Your cap may be higher if you did not use the full amount of your cap in earlier years. This is called the carry-forward of unused concessional contributions.

From 1 July 2021, concessional contribution cap is $27,500, normally this includes: 

    • Compulsory super and any additional super paid by the Employer.

    • Salary sacrificed Super contribution   

    •  Personal contributions you are allowed as an income tax deduction (you will need to complete ‘Notice of intent to claim or vary a deduction for personal contributions)

Home loan

Generally, the following will be required (for all applicants):

  • Your personal details
    • Borrowers Name
    • Current Address (From date: you started living this address)
    • Previous address (only needed if current address is less than 2 years (time: from – to)
    • Email
    • Mobile
    • Number of dependents and age
  • ID – Copies of passports, Driver Licences/photo id and copy of PR if you are not Australian citizen
  • Two most recent payslips
  • If application is for pre-approval:
    • All bank accounts (savings and salary ac) statements for last 90 days
    • Credit cards statements showing credit limit)
    • Car loan statements for last 90 days if any (for example statements from Toyota Finance)
    • Personal loan statements if any
  • When you purchase a property we will then convert the pre-approval to unconditional approval for this we will need
  • Savings account statements for the last three months
  • Contract of sale
  • Deposit receipts for funds already paid
  • Home loan statements for the last six months
  • Latest council rates notice
  • Two most recent payslips
  • Last year’s payment summary – if casual
  • Two years’ payment summary if you earn bonus or overtime income 
  • Individual tax returns for last two years
  • Accompanying ATO notices of assessment
  • Company/trust tax returns and financial statements for the last two years (where applicable)
  • Most recent quarter BAS or the last three months’ business bank account statements

Tax Return

We can lodge your 2021 income tax return on 1 July 2021.

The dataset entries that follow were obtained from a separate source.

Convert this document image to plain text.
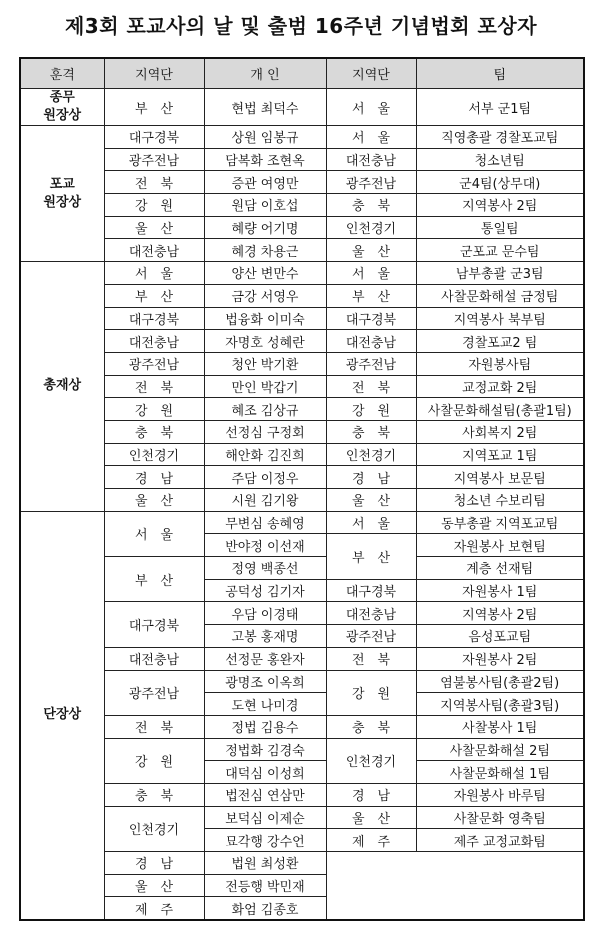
제3회 포교사의 날 및 출범 16주년 기념법회 포상자
훈격	지역단	개 인	지역단	팀
종무
원장상	부　산	현법 최덕수	서　울	서부 군1팀
포교
원장상	대구경북	상원 임봉규	서　울	직영총괄 경찰포교팀
	광주전남	담복화 조현옥	대전충남	청소년팀
	전　북	증관 여영만	광주전남	군4팀(상무대)
	강　원	원담 이호섭	충　북	지역봉사 2팀
	울　산	혜량 어기명	인천경기	통일팀
	대전충남	혜경 차용근	울　산	군포교 문수팀
총재상	서　울	양산 변만수	서　울	남부총괄 군3팀
	부　산	금강 서영우	부　산	사찰문화해설 금정팀
	대구경북	법융화 이미숙	대구경북	지역봉사 북부팀
	대전충남	자명호 성혜란	대전충남	경찰포교2 팀
	광주전남	청안 박기환	광주전남	자원봉사팀
	전　북	만인 박갑기	전　북	교정교화 2팀
	강　원	혜조 김상규	강　원	사찰문화해설팀(총괄1팀)
	충　북	선정심 구정회	충　북	사회복지 2팀
	인천경기	해안화 김진희	인천경기	지역포교 1팀
	경　남	주담 이정우	경　남	지역봉사 보문팀
	울　산	시원 김기왕	울　산	청소년 수보리팀
단장상	서　울	무변심 송혜영	서　울	동부총괄 지역포교팀
		반야정 이선재	부　산	자원봉사 보현팀
	부　산	정영 백종선		계층 선재팀
		공덕성 김기자	대구경북	자원봉사 1팀
	대구경북	우담 이경태	대전충남	지역봉사 2팀
		고봉 홍재명	광주전남	음성포교팀
	대전충남	선정문 홍완자	전　북	자원봉사 2팀
	광주전남	광명조 이옥희	강　원	염불봉사팀(총괄2팀)
		도현 나미경		지역봉사팀(총괄3팀)
	전　북	정법 김용수	충　북	사찰봉사 1팀
	강　원	정법화 김경숙	인천경기	사찰문화해설 2팀
		대덕심 이성희		사찰문화해설 1팀
	충　북	법전심 연삼만	경　남	자원봉사 바루팀
	인천경기	보덕심 이제순	울　산	사찰문화 영축팀
		묘각행 강수언	제　주	제주 교정교화팀
	경　남	법원 최성환		
	울　산	전등행 박민재		
	제　주	화엄 김종호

We find most of our Clients receive their tax refund within 14 days of lodging. 


Please note the ATO do however reserve the right to take 30 days to check your tax return. If your tax return is taking longer to process CB Accounting will email you when the ATO provide further updates.

As a rule of thumb, you can only claim expenses that directly relate to your job role. 

We understand that due to COVID-19 your working arrangements may have changed. If you have been working from home, you may have expenses you can claim a deduction for at tax time.

Expenses you can claim

If you work from home, you can claim a deduction for the additional expenses you incur. These include:

  • electricity expenses associated with heating, cooling and lighting the area from which you are working and running items you are using for work
  • cleaning costs for a dedicated work area
  • phone and internet expenses
  • computer consumables (for example, printer paper and ink) and stationery
  • home office equipment, including computers, printers, phones, furniture and furnishings – you can claim either the  
    • full cost of items up to $300
    • decline in value (depreciation) for items over $300.

Another method

You can claim a deduction of 80 cents for each hour you worked from home for the period between:

  • 1 March 2020 to 30 June 2020 in your 2019–20 tax return
  • 1 July 2020 to 30 June 2021 in your 2020–21 tax return.

If you:

  • were working from home to fulfil your employment duties and not just carrying out minimal tasks such as occasionally checking emails or taking calls
  • incurred additional running expenses as a result of working from home.

Goods and services tax (GST) is a tax of 10% on most goods, services and other items sold or consumed in Australia. You will file your Business Activity Statement (BAS) to report and pay GST your business has collected and to claim on GST credits.

You will need to register for GST when you have a business turnover of $75,000 or more.